Not really. The issue was the joining master hadn’t gotten any sleep for 24 hrs and not much in the last 48 hrs.
The procedure not followed was a requirement for a full day turnover. In this case the master almost certainly would not have struck the rig even with a very short turnover had he gotten adequate sleep before the incident. Also perhaps even with a full day’s turnover the risk remains if there was still a lack of sleep.
While working in Indonesia we had crew coming from all over the world for crew change. Upon arrival in Indonesia the company would put us in a hotel for 12-16 hours [depended on where you came from] prior to transit to the ship. Gave us time to partially recover from jet lag, get some rest and a decent meal or two after traveling for up to 36 hours. Paid off in many ways.

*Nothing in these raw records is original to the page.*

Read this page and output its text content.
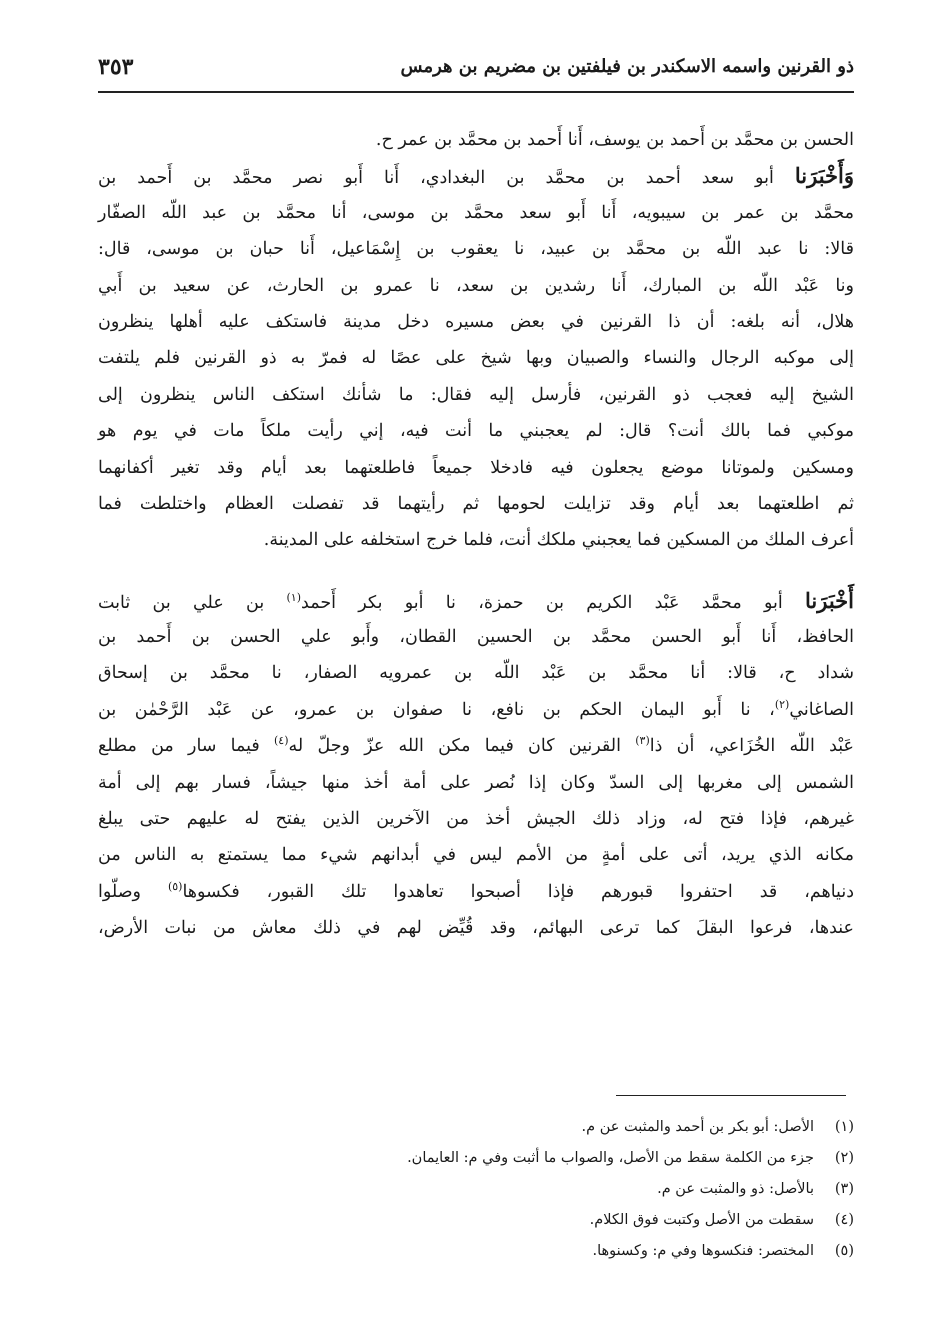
ذو القرنين واسمه الاسكندر بن فيلفتين بن مضريم بن هرمس
٣٥٣
الحسن بن محمَّد بن أَحمد بن يوسف، أَنا أَحمد بن محمَّد بن عمر ح.
وَأَخْبَرَنا أبو سعد أحمد بن محمَّد بن البغدادي، أَنا أَبو نصر محمَّد بن أَحمد بن
محمَّد بن عمر بن سيبويه، أَنا أَبو سعد محمَّد بن موسى، أنا محمَّد بن عبد اللّه الصفّار
قالا: نا عبد اللّه بن محمَّد بن عبيد، نا يعقوب بن إِسْمَاعيل، أَنا حبان بن موسى، قال:
ونا عَبْد اللّه بن المبارك، أَنا رشدين بن سعد، نا عمرو بن الحارث، عن سعيد بن أَبي
هلال، أنه بلغه: أن ذا القرنين في بعض مسيره دخل مدينة فاستكف عليه أهلها ينظرون
إلى موكبه الرجال والنساء والصبيان وبها شيخ على عصًا له فمرّ به ذو القرنين فلم يلتفت
الشيخ إليه فعجب ذو القرنين، فأرسل إليه فقال: ما شأنك استكف الناس ينظرون إلى
موكبي فما بالك أنت؟ قال: لم يعجبني ما أنت فيه، إني رأيت ملكاً مات في يوم هو
ومسكين ولموتانا موضع يجعلون فيه فادخلا جميعاً فاطلعتهما بعد أيام وقد تغير أكفانهما
ثم اطلعتهما بعد أيام وقد تزايلت لحومها ثم رأيتهما قد تفصلت العظام واختلطت فما
أعرف الملك من المسكين فما يعجبني ملكك أنت، فلما خرج استخلفه على المدينة.
أَخْبَرَنا أبو محمَّد عَبْد الكريم بن حمزة، نا أبو بكر أَحمد$^{(١)}$ بن علي بن ثابت
الحافظ، أَنا أَبو الحسن محمَّد بن الحسين القطان، وأَبو علي الحسن بن أَحمد بن
شداد ح، قالا: أنا محمَّد بن عَبْد اللّه بن عمرويه الصفار، نا محمَّد بن إسحاق
الصاغاني$^{(٢)}$، نا أَبو اليمان الحكم بن نافع، نا صفوان بن عمرو، عن عَبْد الرَّحْمٰن بن
عَبْد اللّه الخُزَاعي، أن ذا$^{(٣)}$ القرنين كان فيما مكن الله عزّ وجلّ له$^{(٤)}$ فيما سار من مطلع
الشمس إلى مغربها إلى السدّ وكان إذا نُصر على أمة أخذ منها جيشاً، فسار بهم إلى أمة
غيرهم، فإذا فتح له، وزاد ذلك الجيش أخذ من الآخرين الذين يفتح له عليهم حتى يبلغ
مكانه الذي يريد، أتى على أمةٍ من الأمم ليس في أبدانهم شيء مما يستمتع به الناس من
دنياهم، قد احتفروا قبورهم فإذا أصبحوا تعاهدوا تلك القبور، فكسوها$^{(٥)}$ وصلّوا
عندها، فرعوا البقلَ كما ترعى البهائم، وقد قُيِّض لهم في ذلك معاش من نبات الأرض،
(١)الأصل: أبو بكر بن أحمد والمثبت عن م.
(٢)جزء من الكلمة سقط من الأصل، والصواب ما أثبت وفي م: العايمان.
(٣)بالأصل: ذو والمثبت عن م.
(٤)سقطت من الأصل وكتبت فوق الكلام.
(٥)المختصر: فنكسوها وفي م: وكسنوها.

Is a full day turnover as they were supposed to have common for crew changes? What’s the generally accepted turnover time for crew coming on duty if they aren’t flying halfway across the globe like this master was?
The company usually schedules transportation such that a full working day is allowed for if needed. In my experience the off-going captain leaves when both captains are satisfied the turnover is complete. I’ve never seen a turnover actually take the full working day.